How efficacious and how practical are personal health protection measures recommended to reduce morbidity and mortality during heat episodes?
The potential impact of elevated temperatures on mortality and morbidity is severe. Every year, hospitalizations and deaths occur in numbers well above average during and just after days of extreme heat, particularly in vulnerable populations. Persons living in urban environments may be particularly at increased risk for mortality from ambient heat exposure (urban heat island effect). Other risk factors that have been identified are: being under four years of age or older than 65; being in poor general health; taking medications that aggravate dehydration and heat exhaustion; being overweight; being socially isolated; overexerting during work or exercise; and, being confined to bed. With a world of warmer summers, climatic instability, and an aging population increasingly more isolated and more medicated, efficient measures to reduce the risk of heat-related death are crucial.

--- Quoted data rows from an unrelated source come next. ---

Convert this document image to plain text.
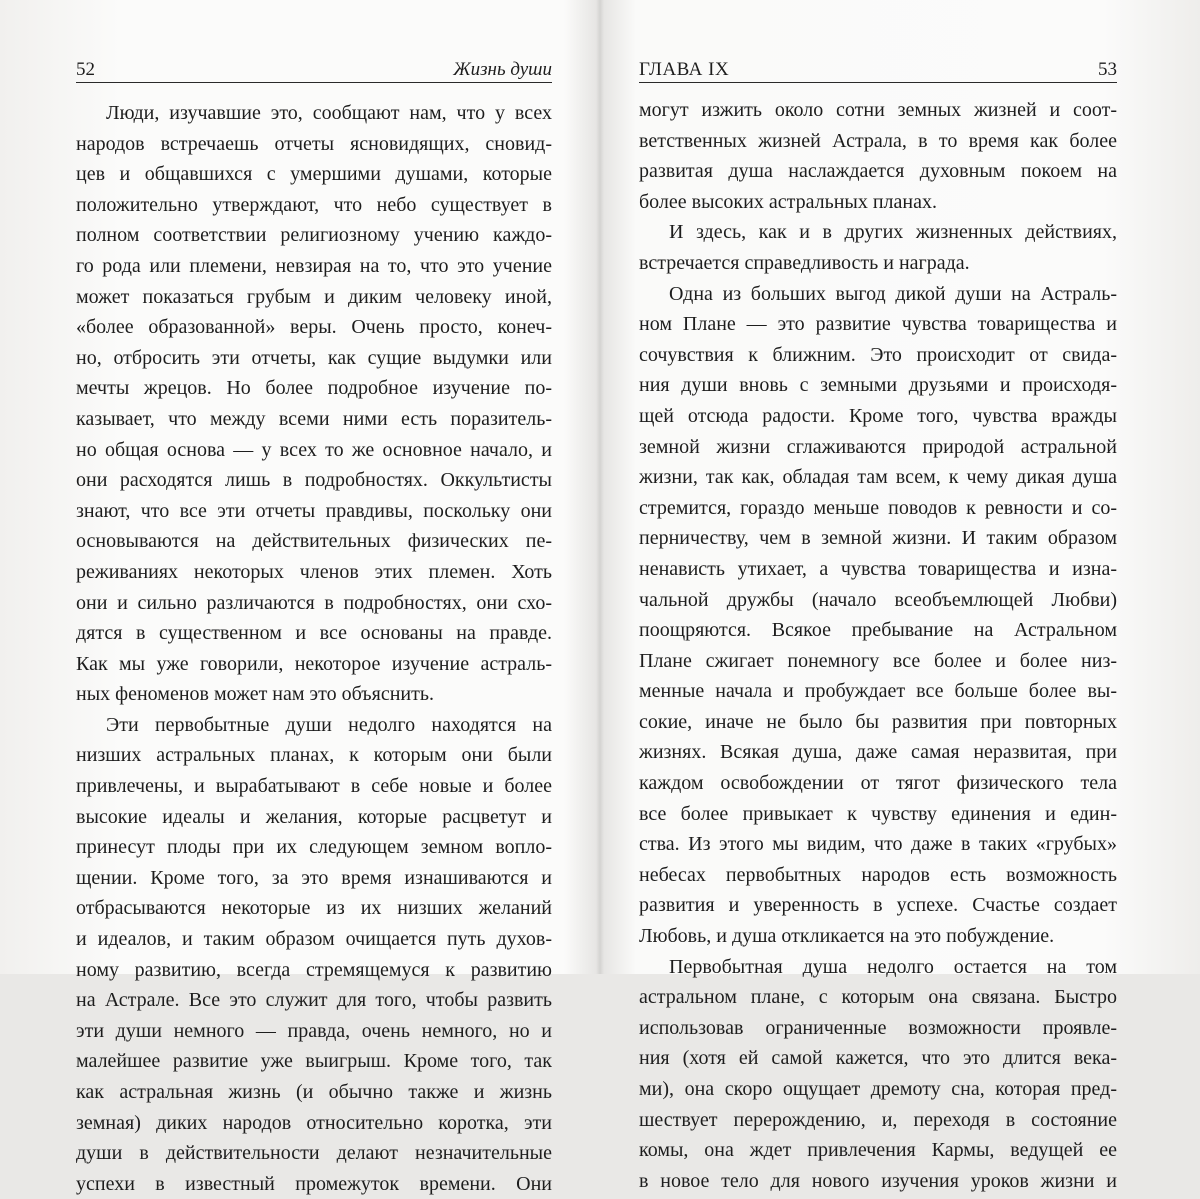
52	Жизнь души
Люди, изучавшие это, сообщают нам, что у всех
народов встречаешь отчеты ясновидящих, сновид-
цев и общавшихся с умершими душами, которые
положительно утверждают, что небо существует в
полном соответствии религиозному учению каждо-
го рода или племени, невзирая на то, что это учение
может показаться грубым и диким человеку иной,
«более образованной» веры. Очень просто, конеч-
но, отбросить эти отчеты, как сущие выдумки или
мечты жрецов. Но более подробное изучение по-
казывает, что между всеми ними есть поразитель-
но общая основа — у всех то же основное начало, и
они расходятся лишь в подробностях. Оккультисты
знают, что все эти отчеты правдивы, поскольку они
основываются на действительных физических пе-
реживаниях некоторых членов этих племен. Хоть
они и сильно различаются в подробностях, они схо-
дятся в существенном и все основаны на правде.
Как мы уже говорили, некоторое изучение астраль-
ных феноменов может нам это объяснить.
Эти первобытные души недолго находятся на
низших астральных планах, к которым они были
привлечены, и вырабатывают в себе новые и более
высокие идеалы и желания, которые расцветут и
принесут плоды при их следующем земном вопло-
щении. Кроме того, за это время изнашиваются и
отбрасываются некоторые из их низших желаний
и идеалов, и таким образом очищается путь духов-
ному развитию, всегда стремящемуся к развитию
на Астрале. Все это служит для того, чтобы развить
эти души немного — правда, очень немного, но и
малейшее развитие уже выигрыш. Кроме того, так
как астральная жизнь (и обычно также и жизнь
земная) диких народов относительно коротка, эти
души в действительности делают незначительные
успехи в известный промежуток времени. Они
ГЛАВА IX	53
могут изжить около сотни земных жизней и соот-
ветственных жизней Астрала, в то время как более
развитая душа наслаждается духовным покоем на
более высоких астральных планах.
И здесь, как и в других жизненных действиях,
встречается справедливость и награда.
Одна из больших выгод дикой души на Астраль-
ном Плане — это развитие чувства товарищества и
сочувствия к ближним. Это происходит от свида-
ния души вновь с земными друзьями и происходя-
щей отсюда радости. Кроме того, чувства вражды
земной жизни сглаживаются природой астральной
жизни, так как, обладая там всем, к чему дикая душа
стремится, гораздо меньше поводов к ревности и со-
перничеству, чем в земной жизни. И таким образом
ненависть утихает, а чувства товарищества и изна-
чальной дружбы (начало всеобъемлющей Любви)
поощряются. Всякое пребывание на Астральном
Плане сжигает понемногу все более и более низ-
менные начала и пробуждает все больше более вы-
сокие, иначе не было бы развития при повторных
жизнях. Всякая душа, даже самая неразвитая, при
каждом освобождении от тягот физического тела
все более привыкает к чувству единения и един-
ства. Из этого мы видим, что даже в таких «грубых»
небесах первобытных народов есть возможность
развития и уверенность в успехе. Счастье создает
Любовь, и душа откликается на это побуждение.
Первобытная душа недолго остается на том
астральном плане, с которым она связана. Быстро
использовав ограниченные возможности проявле-
ния (хотя ей самой кажется, что это длится века-
ми), она скоро ощущает дремоту сна, которая пред-
шествует перерождению, и, переходя в состояние
комы, она ждет привлечения Кармы, ведущей ее
в новое тело для нового изучения уроков жизни и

This review was conducted to establish what health protective advice is offered by public health and civil protection authorities in general, and specifically during heat episodes. The incoherencies and discrepancies of health messages given by various sources were evaluated and a critical assessment of the efficacy of this advice was conducted by reviewing current evidence supporting these measures on the basis of observational studies and from the physiology of the human response to heat.

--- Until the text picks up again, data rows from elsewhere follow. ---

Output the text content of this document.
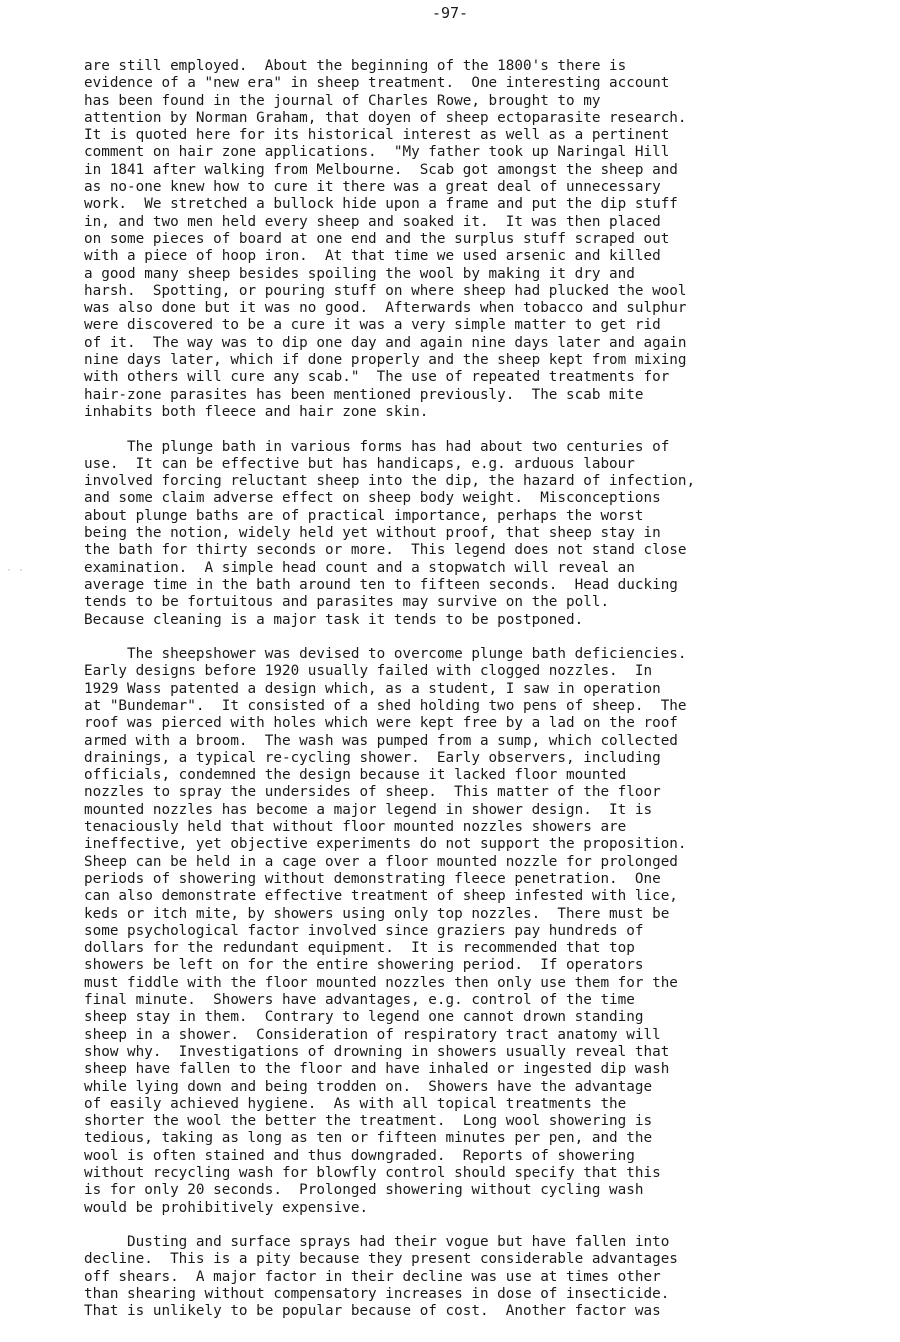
-97-
· ·
are still employed.  About the beginning of the 1800's there is
evidence of a "new era" in sheep treatment.  One interesting account
has been found in the journal of Charles Rowe, brought to my
attention by Norman Graham, that doyen of sheep ectoparasite research.
It is quoted here for its historical interest as well as a pertinent
comment on hair zone applications.  "My father took up Naringal Hill
in 1841 after walking from Melbourne.  Scab got amongst the sheep and
as no-one knew how to cure it there was a great deal of unnecessary
work.  We stretched a bullock hide upon a frame and put the dip stuff
in, and two men held every sheep and soaked it.  It was then placed
on some pieces of board at one end and the surplus stuff scraped out
with a piece of hoop iron.  At that time we used arsenic and killed
a good many sheep besides spoiling the wool by making it dry and
harsh.  Spotting, or pouring stuff on where sheep had plucked the wool
was also done but it was no good.  Afterwards when tobacco and sulphur
were discovered to be a cure it was a very simple matter to get rid
of it.  The way was to dip one day and again nine days later and again
nine days later, which if done properly and the sheep kept from mixing
with others will cure any scab."  The use of repeated treatments for
hair-zone parasites has been mentioned previously.  The scab mite
inhabits both fleece and hair zone skin.
The plunge bath in various forms has had about two centuries of
use.  It can be effective but has handicaps, e.g. arduous labour
involved forcing reluctant sheep into the dip, the hazard of infection,
and some claim adverse effect on sheep body weight.  Misconceptions
about plunge baths are of practical importance, perhaps the worst
being the notion, widely held yet without proof, that sheep stay in
the bath for thirty seconds or more.  This legend does not stand close
examination.  A simple head count and a stopwatch will reveal an
average time in the bath around ten to fifteen seconds.  Head ducking
tends to be fortuitous and parasites may survive on the poll.
Because cleaning is a major task it tends to be postponed.
The sheepshower was devised to overcome plunge bath deficiencies.
Early designs before 1920 usually failed with clogged nozzles.  In
1929 Wass patented a design which, as a student, I saw in operation
at "Bundemar".  It consisted of a shed holding two pens of sheep.  The
roof was pierced with holes which were kept free by a lad on the roof
armed with a broom.  The wash was pumped from a sump, which collected
drainings, a typical re-cycling shower.  Early observers, including
officials, condemned the design because it lacked floor mounted
nozzles to spray the undersides of sheep.  This matter of the floor
mounted nozzles has become a major legend in shower design.  It is
tenaciously held that without floor mounted nozzles showers are
ineffective, yet objective experiments do not support the proposition.
Sheep can be held in a cage over a floor mounted nozzle for prolonged
periods of showering without demonstrating fleece penetration.  One
can also demonstrate effective treatment of sheep infested with lice,
keds or itch mite, by showers using only top nozzles.  There must be
some psychological factor involved since graziers pay hundreds of
dollars for the redundant equipment.  It is recommended that top
showers be left on for the entire showering period.  If operators
must fiddle with the floor mounted nozzles then only use them for the
final minute.  Showers have advantages, e.g. control of the time
sheep stay in them.  Contrary to legend one cannot drown standing
sheep in a shower.  Consideration of respiratory tract anatomy will
show why.  Investigations of drowning in showers usually reveal that
sheep have fallen to the floor and have inhaled or ingested dip wash
while lying down and being trodden on.  Showers have the advantage
of easily achieved hygiene.  As with all topical treatments the
shorter the wool the better the treatment.  Long wool showering is
tedious, taking as long as ten or fifteen minutes per pen, and the
wool is often stained and thus downgraded.  Reports of showering
without recycling wash for blowfly control should specify that this
is for only 20 seconds.  Prolonged showering without cycling wash
would be prohibitively expensive.
Dusting and surface sprays had their vogue but have fallen into
decline.  This is a pity because they present considerable advantages
off shears.  A major factor in their decline was use at times other
than shearing without compensatory increases in dose of insecticide.
That is unlikely to be popular because of cost.  Another factor was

By reviewing the relevant epidemiological, physiological, and experimental studies in each area, it became evident where more research needed to be done. Practical advice was identified, notably: increasing hydration; monitoring those taking medications that disrupt heat responses; acclimatizing slowly to the heat; reducing activity level; and, using electric fans to enhance evaporative cooling or to supplement other cooling techniques. Some of the advice, not well supported by scientific evidence, was avoidance of fan use, and avoidance of caffeinated and sweetened drinks, and all alcoholic beverages. Areas where knowledge gaps exist included: use of devices other than air conditioning to enhance cooling and ventilation; hydration and activity needs and limitations of heat-vulnerable populations; and the level of risk during heat waves, presented by commonly-taken medications.